So please look at this code now :

-8<-------------------------------

diff -urN linux-2.4.22-rc2/net/ipv4/arp.c linux-2.4.22-rc2-arp3/net/ipv4/arp.c
--- linux-2.4.22-rc2/net/ipv4/arp.c	Wed Jul 30 09:19:06 2003
+++ linux-2.4.22-rc2-arp3/net/ipv4/arp.c	Wed Aug 20 23:11:53 2003
@@ -320,13 +320,21 @@
 	u32 saddr;
 	u8  *dst_ha = NULL;
 	struct net_device *dev = neigh->dev;
+	struct in_device *in_dev = in_dev_get(dev);
 	u32 target = *(u32*)neigh->primary_key;
 	int probes = atomic_read(&neigh->probes);
 
-	if (skb && inet_addr_type(skb->nh.iph->saddr) == RTN_LOCAL)
-		saddr = skb->nh.iph->saddr;
+	if (in_dev == NULL)
+		return;
+
+	if (skb && inet_addr_type(skb->nh.iph->saddr) == RTN_LOCAL &&
+	    (IN_DEV_SHARED_MEDIA(in_dev) ||
+	     (saddr = inet_select_addr(dev, target, RT_SCOPE_LINK)) == 0))
+			saddr = skb->nh.iph->saddr;
 	else
 		saddr = inet_select_addr(dev, target, RT_SCOPE_LINK);
+
+	in_dev_put(in_dev);
 
 	if ((probes -= neigh->parms->ucast_probes) < 0) {
 		if (!(neigh->nud_state&NUD_VALID))


-8<-------------------------------

It will correctly pick the most appropriate address when shared_media=0, and
will also drop back to the current behaviour when there's no IP yet on the
device.

It also enhances an interesting point compared to the previous one : it allows
broken setups such as the one below to select the valid source IP depending on
source route :


                Server                        Gateway
    eth0=11.0.0.1   eth1=10.0.0.1 --------- IP=11.0.0.2

    ip addr  add 11.0.0.1/N dev eth0
    ip addr  add 10.0.0.1/M dev eth1 scope host
    ip route add 11.0.0.2 dev eth1 src 11.0.0.1

=> ARP requests sent to 11.0.0.2 "correctly" use 11.0.0.1 as the source IP.

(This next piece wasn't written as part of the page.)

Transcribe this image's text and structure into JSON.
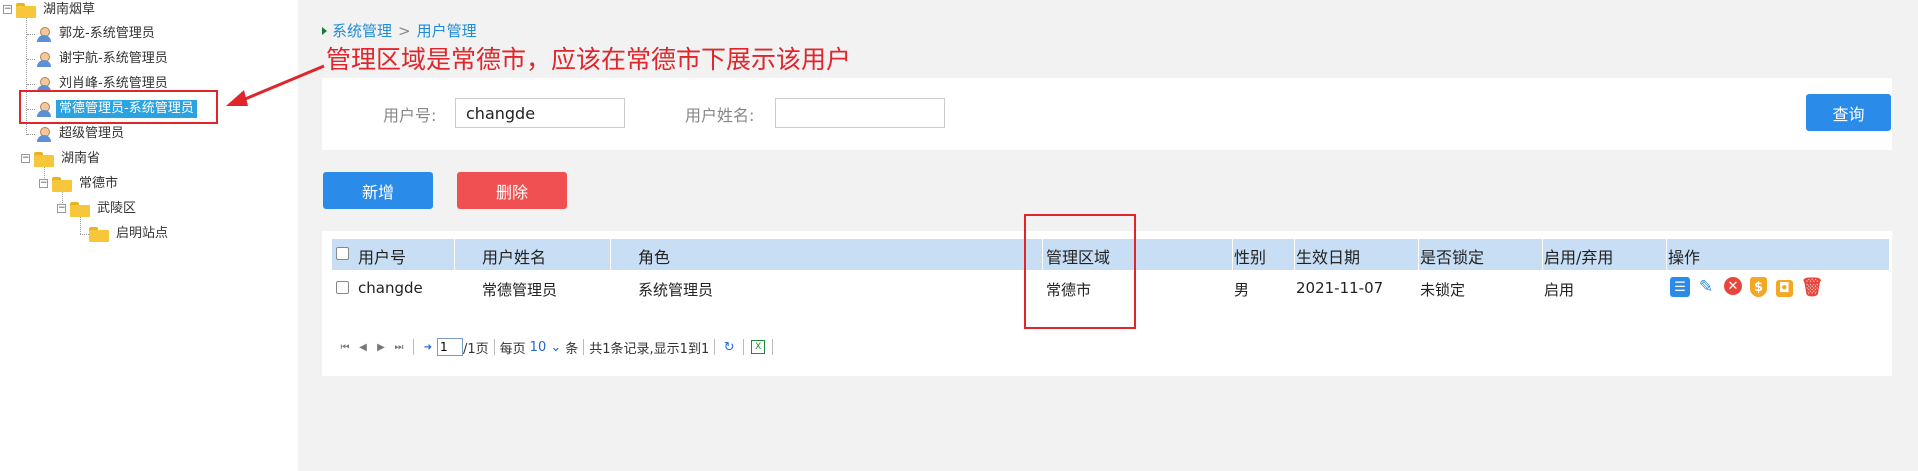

I'm not sure this setup will concern anyone, but I came across it during my
tests of the patch, and thought that for evry setup which people will be able
to configure themselves without patching, there will be less whiners ;-)

I'd sincerely prefer the later patch to be tested and integrated, but Alexey's
first idea was the former, so I don't know which one you'll pick.

Of course, if you're willing to apply one of them, I'll try to port them to
2.6.

Cheers,
Willy